Hackers are able to hijack Outlook email accounts even if they’re protected by multi-factor authentication, Microsoft has warned.
The company’s cybersecurity teams from the Threat Intelligence Center, and the Microsoft 365 Defender Research Team have uncovered a new large-scale phishing campaign that targeted more than 10,000 businesses in the past year.
The compromised email accounts are later used for business email compromise (BEC) attacks, in which the victim’s business partners, clients, and customers, end up being defrauded for their money.
Stealing session cookies
The victim would receive a phishing email, with a link to log into their Outlook account. That link, however, would lead them to a proxy site, seemingly identical to the legitimate one. The victim would try to log in, and the proxy site would allow it, sending all of the data through.
However, once the victim completes the authentication process, the attacker would steal the session cookie.

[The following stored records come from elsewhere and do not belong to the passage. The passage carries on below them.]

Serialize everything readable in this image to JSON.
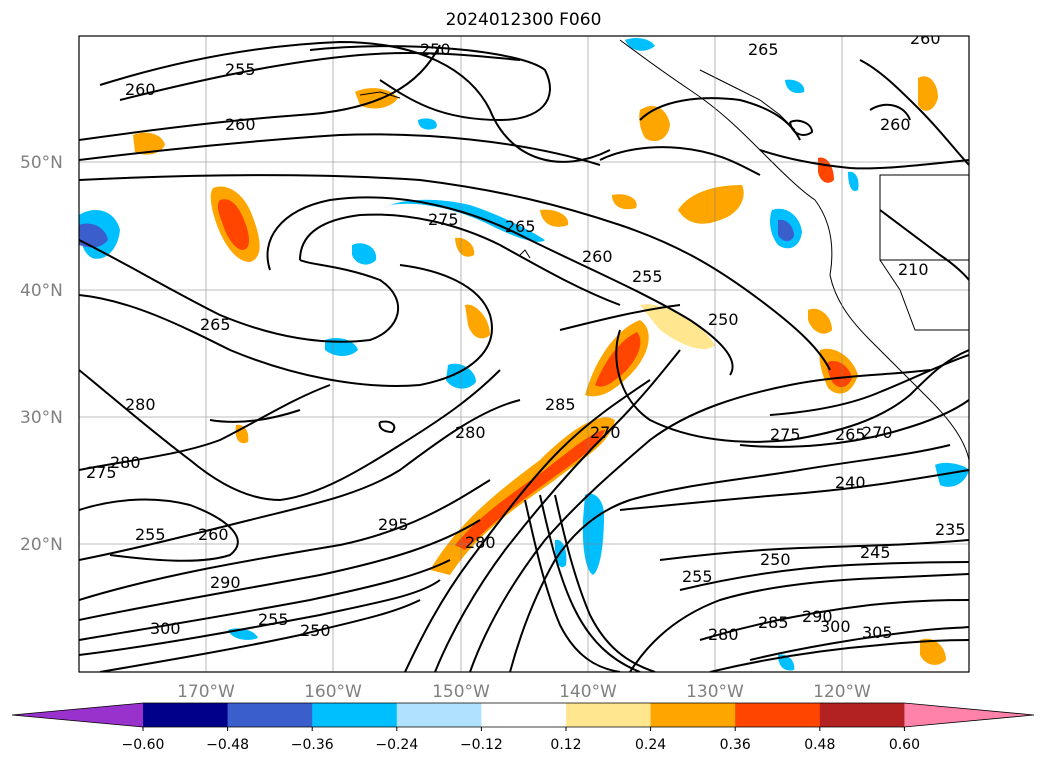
{
  "title": "2024012300 F060",
  "map": {
    "lat_labels": [
      "50°N",
      "40°N",
      "30°N",
      "20°N"
    ],
    "lon_labels": [
      "170°W",
      "160°W",
      "150°W",
      "140°W",
      "130°W",
      "120°W"
    ],
    "contour_labels": [
      "260",
      "255",
      "250",
      "260",
      "265",
      "260",
      "260",
      "275",
      "265",
      "260",
      "255",
      "250",
      "265",
      "280",
      "275",
      "280",
      "255",
      "260",
      "285",
      "270",
      "280",
      "295",
      "280",
      "275",
      "265",
      "240",
      "245",
      "250",
      "255",
      "285",
      "290",
      "300",
      "305",
      "235",
      "270",
      "280",
      "210",
      "250",
      "255",
      "300",
      "290"
    ],
    "colors": {
      "land_border": "#000000",
      "grid": "#808080",
      "contour": "#000000"
    }
  },
  "colorbar": {
    "tick_labels": [
      "−0.60",
      "−0.48",
      "−0.36",
      "−0.24",
      "−0.12",
      "0.12",
      "0.24",
      "0.36",
      "0.48",
      "0.60"
    ],
    "colors": [
      "#9932cc",
      "#00008b",
      "#3a5fcd",
      "#00bfff",
      "#b0e2ff",
      "#ffffff",
      "#ffe68f",
      "#ffa500",
      "#ff4500",
      "#b22222",
      "#ff82ab"
    ]
  }
}
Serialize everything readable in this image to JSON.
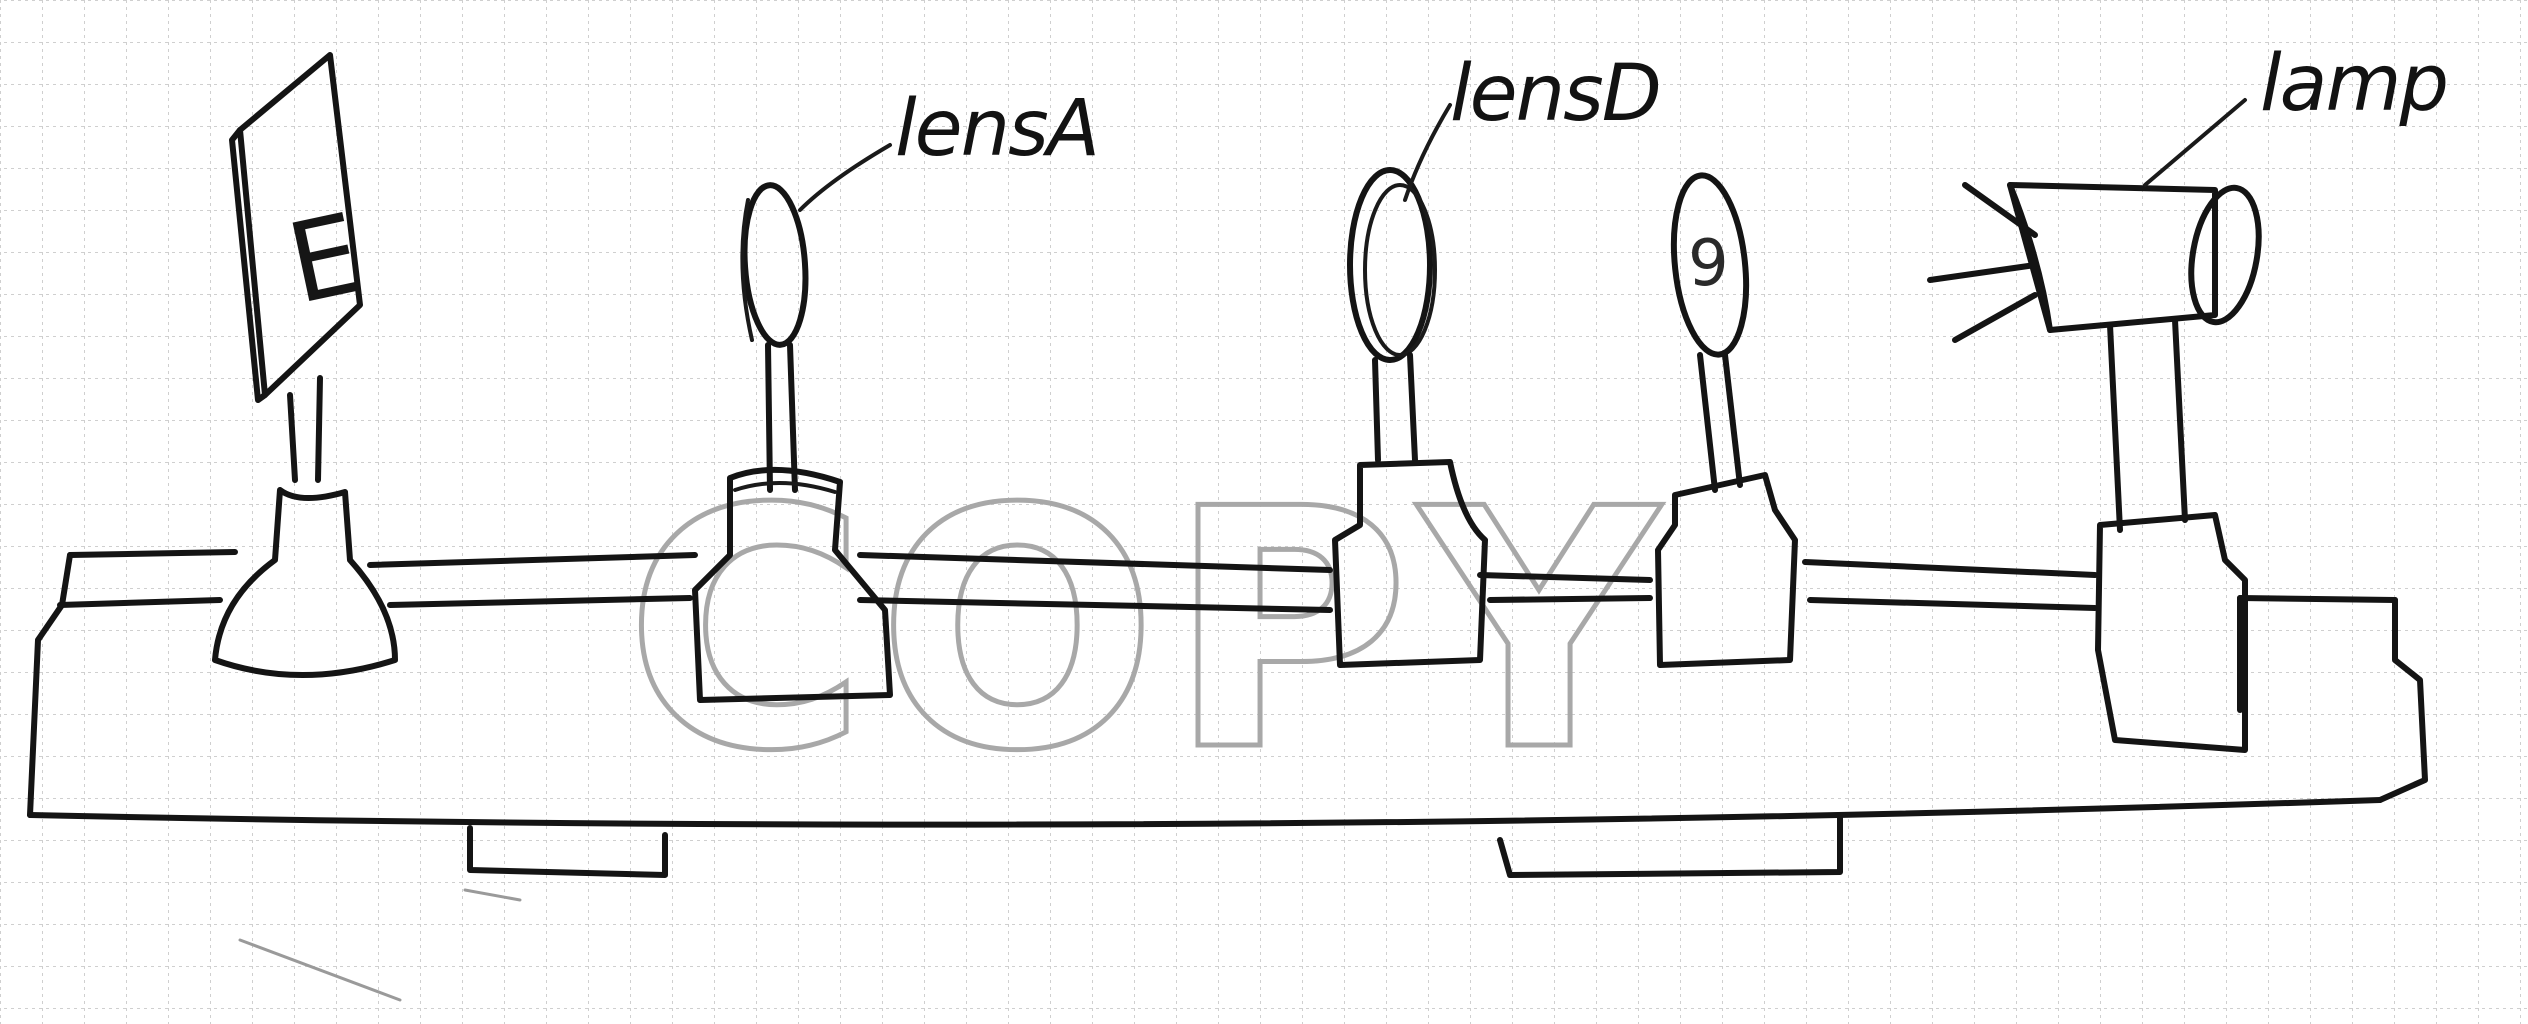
{
  "diagram": {
    "labels": {
      "lens_a": "lensA",
      "lens_d": "lensD",
      "lamp": "lamp"
    },
    "slide_mark": "E",
    "cylinder_mark": "9",
    "watermark": "COPY",
    "colors": {
      "paper": "#ffffff",
      "grid": "#cfcfcf",
      "ink": "#141414",
      "watermark": "#a8a8a8"
    }
  }
}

As the user doesn’t need to be reauthenticated at every new page visit, that gives the threat actor full access, as well.

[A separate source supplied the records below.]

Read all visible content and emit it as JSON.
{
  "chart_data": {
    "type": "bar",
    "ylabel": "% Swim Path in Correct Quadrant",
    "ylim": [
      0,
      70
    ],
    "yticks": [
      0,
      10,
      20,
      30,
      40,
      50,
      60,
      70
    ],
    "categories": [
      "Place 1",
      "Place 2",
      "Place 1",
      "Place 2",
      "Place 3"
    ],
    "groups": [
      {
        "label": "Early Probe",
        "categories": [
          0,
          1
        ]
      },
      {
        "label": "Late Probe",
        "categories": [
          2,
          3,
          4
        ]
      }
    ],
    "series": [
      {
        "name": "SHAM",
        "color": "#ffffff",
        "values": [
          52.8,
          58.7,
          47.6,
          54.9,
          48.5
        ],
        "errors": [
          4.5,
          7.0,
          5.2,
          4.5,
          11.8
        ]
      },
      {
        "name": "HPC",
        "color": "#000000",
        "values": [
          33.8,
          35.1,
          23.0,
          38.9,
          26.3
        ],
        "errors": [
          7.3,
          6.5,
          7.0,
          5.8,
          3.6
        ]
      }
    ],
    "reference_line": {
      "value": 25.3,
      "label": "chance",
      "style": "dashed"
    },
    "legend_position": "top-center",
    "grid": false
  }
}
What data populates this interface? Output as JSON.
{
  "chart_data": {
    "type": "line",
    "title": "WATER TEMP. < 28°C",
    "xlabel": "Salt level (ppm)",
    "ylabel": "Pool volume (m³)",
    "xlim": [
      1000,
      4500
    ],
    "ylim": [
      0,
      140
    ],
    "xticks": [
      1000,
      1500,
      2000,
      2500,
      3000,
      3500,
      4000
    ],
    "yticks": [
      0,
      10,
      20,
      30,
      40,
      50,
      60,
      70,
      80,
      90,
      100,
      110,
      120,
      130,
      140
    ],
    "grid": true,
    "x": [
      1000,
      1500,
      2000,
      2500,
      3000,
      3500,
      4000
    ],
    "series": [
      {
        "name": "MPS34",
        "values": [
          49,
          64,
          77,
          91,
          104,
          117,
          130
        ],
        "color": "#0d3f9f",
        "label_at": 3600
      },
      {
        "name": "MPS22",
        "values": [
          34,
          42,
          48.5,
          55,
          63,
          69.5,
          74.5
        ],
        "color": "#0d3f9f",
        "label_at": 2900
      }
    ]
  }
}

“From our observation, after a compromised account signed into the phishing site for the first time, the attacker used the stolen session cookie to authenticate to Outlook online (outlook.office.com),” Microsoft’s blog post said. “In multiple cases, the cookies had an MFA claim, which means that even if the organization had an MFA policy, the attacker used the session cookie to gain access on behalf of the compromised account.”
After getting hold of the email account, the attackers would proceed to target the contacts in the inbox, using the stolen identities to try and trick them into sending payments of various sizes.

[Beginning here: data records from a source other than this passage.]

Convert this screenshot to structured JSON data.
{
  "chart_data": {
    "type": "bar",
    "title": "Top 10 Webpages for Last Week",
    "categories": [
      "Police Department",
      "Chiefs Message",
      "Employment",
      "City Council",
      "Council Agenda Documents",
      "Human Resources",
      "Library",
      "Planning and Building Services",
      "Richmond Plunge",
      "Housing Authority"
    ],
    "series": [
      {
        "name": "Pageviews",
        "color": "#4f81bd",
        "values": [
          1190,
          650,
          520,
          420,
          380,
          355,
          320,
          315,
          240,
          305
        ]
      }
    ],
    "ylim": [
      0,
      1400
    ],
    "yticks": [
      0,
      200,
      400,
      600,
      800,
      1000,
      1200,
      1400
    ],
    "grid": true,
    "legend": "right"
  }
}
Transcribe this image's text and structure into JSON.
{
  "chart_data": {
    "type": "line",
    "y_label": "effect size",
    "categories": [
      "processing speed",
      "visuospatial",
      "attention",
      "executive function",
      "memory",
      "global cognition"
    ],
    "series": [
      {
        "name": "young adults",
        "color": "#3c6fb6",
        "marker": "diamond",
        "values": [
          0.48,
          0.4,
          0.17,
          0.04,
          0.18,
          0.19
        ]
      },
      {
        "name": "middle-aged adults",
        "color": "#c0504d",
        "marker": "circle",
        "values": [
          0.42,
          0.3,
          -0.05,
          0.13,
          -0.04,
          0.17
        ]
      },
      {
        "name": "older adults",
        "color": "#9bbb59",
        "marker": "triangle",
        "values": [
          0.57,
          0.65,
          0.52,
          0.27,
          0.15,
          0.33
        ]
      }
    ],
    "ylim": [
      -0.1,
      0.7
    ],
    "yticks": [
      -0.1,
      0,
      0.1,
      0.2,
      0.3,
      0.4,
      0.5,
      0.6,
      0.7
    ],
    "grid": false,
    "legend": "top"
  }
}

To make sure the original victim stays oblivious to the fact that their email accounts are being abused, the attackers would set up inbox rules on the endpoint, marking their emails as read by default, and moving them to archive, immediately. The attackers would check the inbox every couple of days, it was said.
“On one occasion, the attacker conducted multiple fraud attempts simultaneously from the same compromised mailbox,” Microsoft says. “Every time the attacker found a new fraud target, they updated the Inbox rule they created to include these new targets’ organization domains.”